2020 · 01 · 08

¿Por qué Israel intentaría envenenar a un clérigo cristiano palestino?

Este importante documento, que es paralelo a una iniciativa similar emanada de Sudáfrica durante los años de la lucha contra el apartheid, ha llegado a representar la voz unificada de la comunidad cristiana palestina en todas partes.

Correrán y no se cansarán”, es una cita de la Biblia (Isaías, 40:31) que encabeza el sitio web de Kairós Palestina, una organización cristiana que se opone a la ocupación israelí.

Este importante documento, que es paralelo a una iniciativa similar emanada de Sudáfrica durante los años de la lucha contra el apartheid, ha llegado a representar la voz unificada de la comunidad cristiana palestina en todas partes.

Y uno de los principales defensores de Kairós Palestina es el arzobispo Atallah Hanna.

Él ha servido como cabeza de la diócesis de Sebastia de la Iglesia Ortodoxa Griega en Jerusalén desde 2005. Desde entonces, ha utilizado su posición de liderazgo para abogar por la unidad palestina en todas sus manifestaciones.

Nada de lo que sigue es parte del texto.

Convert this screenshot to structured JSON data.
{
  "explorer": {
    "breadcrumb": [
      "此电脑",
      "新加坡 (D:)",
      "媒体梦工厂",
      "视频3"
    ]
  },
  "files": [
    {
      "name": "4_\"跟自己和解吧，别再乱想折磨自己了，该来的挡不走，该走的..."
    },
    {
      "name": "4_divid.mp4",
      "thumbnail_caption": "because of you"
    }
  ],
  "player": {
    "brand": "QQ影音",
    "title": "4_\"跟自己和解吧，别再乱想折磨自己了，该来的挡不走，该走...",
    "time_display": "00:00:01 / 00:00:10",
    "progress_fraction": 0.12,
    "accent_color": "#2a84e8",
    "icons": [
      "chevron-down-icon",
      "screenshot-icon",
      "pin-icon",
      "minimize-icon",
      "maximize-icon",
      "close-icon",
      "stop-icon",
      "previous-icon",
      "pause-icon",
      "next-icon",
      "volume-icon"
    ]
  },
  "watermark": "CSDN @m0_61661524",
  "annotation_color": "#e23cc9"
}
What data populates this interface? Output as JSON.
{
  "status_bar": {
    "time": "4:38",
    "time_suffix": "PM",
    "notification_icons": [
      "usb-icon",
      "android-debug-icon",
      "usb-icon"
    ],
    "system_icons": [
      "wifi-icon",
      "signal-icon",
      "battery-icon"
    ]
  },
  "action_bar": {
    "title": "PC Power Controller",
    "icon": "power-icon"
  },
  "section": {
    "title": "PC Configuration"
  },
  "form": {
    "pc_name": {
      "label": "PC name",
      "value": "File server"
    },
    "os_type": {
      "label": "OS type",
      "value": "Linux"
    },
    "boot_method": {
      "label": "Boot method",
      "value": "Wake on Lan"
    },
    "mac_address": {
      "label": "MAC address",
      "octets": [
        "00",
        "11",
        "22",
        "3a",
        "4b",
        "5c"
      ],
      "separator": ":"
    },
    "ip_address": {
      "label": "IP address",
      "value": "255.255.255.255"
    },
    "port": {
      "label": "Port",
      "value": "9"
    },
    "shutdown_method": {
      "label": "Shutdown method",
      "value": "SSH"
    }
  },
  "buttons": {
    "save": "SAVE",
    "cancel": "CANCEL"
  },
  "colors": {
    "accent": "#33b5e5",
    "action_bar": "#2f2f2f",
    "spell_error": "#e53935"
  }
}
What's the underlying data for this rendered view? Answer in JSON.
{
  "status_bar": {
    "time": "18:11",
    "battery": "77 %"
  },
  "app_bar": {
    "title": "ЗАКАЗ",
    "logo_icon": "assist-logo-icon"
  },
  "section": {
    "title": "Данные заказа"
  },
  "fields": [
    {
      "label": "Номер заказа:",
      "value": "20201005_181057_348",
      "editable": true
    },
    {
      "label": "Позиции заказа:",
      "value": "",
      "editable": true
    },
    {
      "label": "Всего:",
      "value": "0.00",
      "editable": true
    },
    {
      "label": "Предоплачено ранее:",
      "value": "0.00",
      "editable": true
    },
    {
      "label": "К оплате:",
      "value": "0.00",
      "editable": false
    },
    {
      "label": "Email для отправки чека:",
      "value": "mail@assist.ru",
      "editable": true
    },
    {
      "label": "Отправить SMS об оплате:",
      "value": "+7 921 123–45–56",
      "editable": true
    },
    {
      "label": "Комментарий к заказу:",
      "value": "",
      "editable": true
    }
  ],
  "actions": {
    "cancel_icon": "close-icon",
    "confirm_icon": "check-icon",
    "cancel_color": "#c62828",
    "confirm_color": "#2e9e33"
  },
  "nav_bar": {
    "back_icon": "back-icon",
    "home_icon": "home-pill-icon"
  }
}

Como era de esperar, Hanna ha estado en el radar de Israel durante muchos años, ya que su tipo de liderazgo es problemático desde el punto de vista de un poder político y militar hegemónico que requiere una sumisión total y absoluta.

Así que cuando el arzobispo fue hospitalizado el 18 de diciembre, supuestamente como resultado de un “envenenamiento” israelí, la población palestina estaba muy preocupada.

Unos días después, Hanna recibía tratamiento médico urgente en un hospital jordano por lo que él mismo describió como “envenenamiento por sustancia química”. Sea cual sea la sustancia, se dice que fue descargada por un proyectil de gas del ejército israelí, lanzado hacia la iglesia de Hanna en Jerusalén.

«Los cristianos y cristianas de Palestina son una sola familia de origen jordano y palestino», dijo a los periodistas desde su cama del hospital.

Quienes están familiarizados con el discurso de Hanna sabrán precisamente a qué apuntaba el líder cristiano rebelde al hablar de la unidad de las y los cristianos palestinos en Jordania y Palestina; unidad que, tristemente, le ha faltado al pueblo palestino durante mucho tiempo.

De hecho, dondequiera que esté: de pie en un mitin en Jerusalén en defensa de los derechos palestinos o hablando desde una cama de hospital, el líder religioso aboga por la unidad del pueblo palestino, por el bien de Palestina.

El documento de Kairós es en sí mismo un acto de unidad entre las iglesias y organizaciones cristianas palestinas. “Esto significa para nosotros/as, aquí y ahora, en esta tierra en particular, que Dios nos creó no para que nos enfrentemos a conflictos y contiendas, sino para que nos conozcamos y nos amemos mutuamente, y juntos/as construyamos la tierra en el amor y el respeto mutuo”, afirma el documento, defendido por Hanna y muchas otras personas.

Incluso antes de llegar a su actual posición de liderazgo, Hanna era un objetivo de Israel. Durante la segunda intifada, Hanna emergió en la escena como defensor no de los derechos de las comunidades cristianas palestinas, sino de los derechos de todo el pueblo palestino. Buscó activamente que el Consejo Mundial de Iglesias usara su credibilidad y su alcance para hablar contra la ocupación israelí de Palestina y a favor de un Estado palestino independiente.

En agosto de 2002, Hanna fue detenido por la policía israelí delante de su casa en la Ciudad Vieja de Jerusalén. Por órdenes del fiscal general israelí, fue acusado por “sospecha de relaciones con organizaciones terroristas”, una acusación inventada que permitió al gobierno israelí confiscar los pasaportes israelí y vaticano del líder palestino.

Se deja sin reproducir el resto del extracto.